Apa sajakah pendekatan untuk meningkatkan validitas dan partisipasi penilaian Kirkpatrick Level 3?

Huang: Seperti disebutkan sebelumnya, pandemi COVID-19 dan peningkatan pembelajaran jarak jauh telah menghasilkan peningkatan investasi dalam sistem manajemen pembelajaran di antara organisasi pelatihan. Sebagian besar sistem ini mampu mengotomatiskan penilaian Tingkat 3 secara online, sehingga memungkinkan penyebaran survei yang lancar ke sejumlah besar peserta. Otomatisasi ini tidak hanya meningkatkan tingkat respons tetapi juga mengurangi tantangan seperti penarikan kembali produk dan bias sosial. Dalam makalah ini, kami juga membahas bagaimana mengintegrasikan sistem manajemen pembelajaran dapat meningkatkan proses penilaian dengan menawarkan umpan balik yang dipersonalisasi, memperkuat legitimasi melalui komunikasi bermerek dan memungkinkan pengumpulan data yang dapat ditindaklanjuti secara tepat waktu. Peningkatan ini membantu organisasi untuk terus menyempurnakan program pelatihan mereka berdasarkan wawasan peserta yang komprehensif dan andal.

Apakah Anda mempunyai pemikiran terakhir tentang penggunaan Model Kirkpatrick?

Pedagang lilin: Model evaluasi Kirkpatrick telah digunakan secara luas dan efektif selama lebih dari 70 tahun karena model ini membantu kita menentukan dengan lebih baik apakah program pelatihan mempunyai dampak positif di dunia nyata, yang khususnya penting dalam bidang manajemen risiko bencana.

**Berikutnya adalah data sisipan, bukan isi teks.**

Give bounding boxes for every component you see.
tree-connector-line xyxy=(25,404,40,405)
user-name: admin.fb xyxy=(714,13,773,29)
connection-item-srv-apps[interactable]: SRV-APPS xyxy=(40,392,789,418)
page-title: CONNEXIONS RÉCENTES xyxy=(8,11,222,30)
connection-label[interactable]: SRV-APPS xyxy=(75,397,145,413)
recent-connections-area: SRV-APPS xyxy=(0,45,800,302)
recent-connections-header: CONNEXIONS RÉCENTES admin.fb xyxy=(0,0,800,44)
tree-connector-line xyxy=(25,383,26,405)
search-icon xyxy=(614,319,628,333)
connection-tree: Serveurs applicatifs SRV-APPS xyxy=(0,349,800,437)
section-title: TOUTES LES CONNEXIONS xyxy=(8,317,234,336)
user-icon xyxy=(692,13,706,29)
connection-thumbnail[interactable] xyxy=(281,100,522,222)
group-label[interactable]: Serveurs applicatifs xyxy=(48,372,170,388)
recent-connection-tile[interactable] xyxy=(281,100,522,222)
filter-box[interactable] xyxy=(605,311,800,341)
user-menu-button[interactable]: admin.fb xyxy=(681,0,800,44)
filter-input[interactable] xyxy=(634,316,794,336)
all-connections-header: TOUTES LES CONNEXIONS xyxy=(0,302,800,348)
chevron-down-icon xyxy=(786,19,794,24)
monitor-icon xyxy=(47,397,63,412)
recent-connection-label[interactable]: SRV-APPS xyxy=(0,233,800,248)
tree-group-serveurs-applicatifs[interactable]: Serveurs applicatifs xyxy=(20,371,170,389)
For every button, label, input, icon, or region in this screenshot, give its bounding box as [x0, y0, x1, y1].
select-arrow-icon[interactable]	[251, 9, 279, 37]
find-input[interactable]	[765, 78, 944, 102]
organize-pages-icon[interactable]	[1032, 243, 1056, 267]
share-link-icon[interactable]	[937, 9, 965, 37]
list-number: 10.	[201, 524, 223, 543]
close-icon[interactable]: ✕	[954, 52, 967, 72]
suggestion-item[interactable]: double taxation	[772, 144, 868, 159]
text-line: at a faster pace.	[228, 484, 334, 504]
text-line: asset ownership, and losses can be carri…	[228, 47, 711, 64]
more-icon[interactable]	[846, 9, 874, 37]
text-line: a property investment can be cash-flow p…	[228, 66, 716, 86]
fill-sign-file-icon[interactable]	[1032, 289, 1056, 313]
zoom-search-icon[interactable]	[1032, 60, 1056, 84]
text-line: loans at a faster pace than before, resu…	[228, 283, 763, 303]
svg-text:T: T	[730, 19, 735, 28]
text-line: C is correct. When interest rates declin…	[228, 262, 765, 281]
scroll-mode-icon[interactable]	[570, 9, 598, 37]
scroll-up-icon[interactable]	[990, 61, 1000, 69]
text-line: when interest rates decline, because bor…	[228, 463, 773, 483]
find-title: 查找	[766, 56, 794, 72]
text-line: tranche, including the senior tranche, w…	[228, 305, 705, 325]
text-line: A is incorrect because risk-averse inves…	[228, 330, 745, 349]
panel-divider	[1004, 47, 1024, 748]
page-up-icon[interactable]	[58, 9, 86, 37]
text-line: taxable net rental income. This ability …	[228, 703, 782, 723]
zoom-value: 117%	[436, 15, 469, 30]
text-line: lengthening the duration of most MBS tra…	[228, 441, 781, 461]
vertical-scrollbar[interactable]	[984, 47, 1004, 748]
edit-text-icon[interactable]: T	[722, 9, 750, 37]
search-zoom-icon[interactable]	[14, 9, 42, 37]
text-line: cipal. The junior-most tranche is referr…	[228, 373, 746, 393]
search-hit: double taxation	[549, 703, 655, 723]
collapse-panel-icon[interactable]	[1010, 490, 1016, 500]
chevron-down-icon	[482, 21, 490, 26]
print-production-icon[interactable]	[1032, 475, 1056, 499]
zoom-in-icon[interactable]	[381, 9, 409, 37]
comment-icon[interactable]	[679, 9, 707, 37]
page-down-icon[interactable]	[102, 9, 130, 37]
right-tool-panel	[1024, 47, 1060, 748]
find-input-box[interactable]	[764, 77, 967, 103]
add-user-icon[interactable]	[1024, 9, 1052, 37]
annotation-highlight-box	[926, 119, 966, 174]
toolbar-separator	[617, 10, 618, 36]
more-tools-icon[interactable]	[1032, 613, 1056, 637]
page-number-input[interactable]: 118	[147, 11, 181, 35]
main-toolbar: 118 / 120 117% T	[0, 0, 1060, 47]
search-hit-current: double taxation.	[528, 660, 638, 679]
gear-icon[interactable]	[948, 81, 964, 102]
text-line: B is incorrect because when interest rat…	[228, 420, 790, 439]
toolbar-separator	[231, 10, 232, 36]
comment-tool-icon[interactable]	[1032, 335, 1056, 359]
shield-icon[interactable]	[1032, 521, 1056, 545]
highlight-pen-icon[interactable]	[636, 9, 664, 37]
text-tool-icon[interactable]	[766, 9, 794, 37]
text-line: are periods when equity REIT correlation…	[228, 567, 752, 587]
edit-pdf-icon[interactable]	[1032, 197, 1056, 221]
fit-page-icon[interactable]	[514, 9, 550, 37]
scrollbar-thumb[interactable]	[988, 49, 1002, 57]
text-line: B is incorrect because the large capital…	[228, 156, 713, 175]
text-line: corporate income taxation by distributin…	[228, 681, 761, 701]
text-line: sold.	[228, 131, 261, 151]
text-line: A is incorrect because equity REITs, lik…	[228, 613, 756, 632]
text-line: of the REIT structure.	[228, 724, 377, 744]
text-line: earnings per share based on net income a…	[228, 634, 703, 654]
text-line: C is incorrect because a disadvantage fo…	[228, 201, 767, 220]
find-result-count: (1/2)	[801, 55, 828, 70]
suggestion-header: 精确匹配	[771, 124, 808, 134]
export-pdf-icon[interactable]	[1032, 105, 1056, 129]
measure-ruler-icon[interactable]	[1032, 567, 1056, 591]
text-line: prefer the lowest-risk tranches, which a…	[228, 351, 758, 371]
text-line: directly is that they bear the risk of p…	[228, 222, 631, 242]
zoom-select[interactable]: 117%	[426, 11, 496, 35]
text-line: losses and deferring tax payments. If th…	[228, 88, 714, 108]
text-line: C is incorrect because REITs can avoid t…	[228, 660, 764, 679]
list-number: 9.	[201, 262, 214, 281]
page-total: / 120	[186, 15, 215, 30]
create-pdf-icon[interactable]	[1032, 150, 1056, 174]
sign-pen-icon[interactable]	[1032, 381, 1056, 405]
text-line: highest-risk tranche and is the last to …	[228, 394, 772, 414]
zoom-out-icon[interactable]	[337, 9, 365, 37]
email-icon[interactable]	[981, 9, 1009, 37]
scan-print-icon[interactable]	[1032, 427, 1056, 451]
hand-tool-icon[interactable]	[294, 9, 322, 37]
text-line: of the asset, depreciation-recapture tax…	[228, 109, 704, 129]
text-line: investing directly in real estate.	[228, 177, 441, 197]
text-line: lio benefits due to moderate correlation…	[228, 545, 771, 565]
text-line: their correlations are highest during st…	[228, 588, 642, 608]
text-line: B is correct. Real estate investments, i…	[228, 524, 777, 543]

Jika sebuah program pelatihan berfokus pada tindakan penyelamatan jiwa, misalnya, kita perlu melakukan segala yang kita bisa untuk memastikan bahwa program tersebut benar-benar memberikan nilai tambah. Namun ada juga beberapa batasan yang perlu dipertimbangkan. Ketika sampai pada evaluasi Tingkat 3, kami menyarankan agar manajer program dan perancang pembelajaran mempertimbangkan potensi bias dan tantangan pengumpulan data sambil juga merencanakan pendekatan yang paling sesuai dengan kebutuhan organisasi mereka. Untuk membantu pembaca mendapatkan hasil maksimal, kami telah menguraikan beberapa langkah penting untuk menggunakan model ini secara efektif. Anda bisa melihat kertas putih untuk informasi lebih lanjut.


Thomas Chandler adalah wakil direktur Pusat Kesiapsiagaan Bencana Nasional dan anggota fakultas di Columbia School of Climate. Dia juga seorang sutradara Pusat Kesiapsiagaan Bencana Nasional Proyek pelatihan FEMA.

Richard Hendra adalah pengajar Statistika dan Metode pada School of Public Engagement di Sekolah Baru. Dia baru-baru ini mengajar Metode Kuantitatif, Metode Kuantitatif Tingkat Lanjut, dan Desain Penelitian Kuantitatif.

Shuyang Huang adalah anggota staf asosiasi yang bekerja pada manajemen dan analisis data di Pusat Kesiapsiagaan Bencana Nasional. Dia saat ini memimpin upaya penilaian Kirkpatrick Level 3 atas nama pusat tersebut.

Avatar admin

Tinggalkan Balasan

Alamat email Anda tidak akan dipublikasikan. Ruas yang wajib ditandai *

Liyana Parker

Lorem ipsum dolor sit amet, consectetur adipiscing elit, sed do eiusmod tempor incididunt ut labore et dolore magna aliqua. Ut enim ad minim veniam, quis nostrud exercitation ullamco laboris nisi ut aliquip ex ea commodo consequat.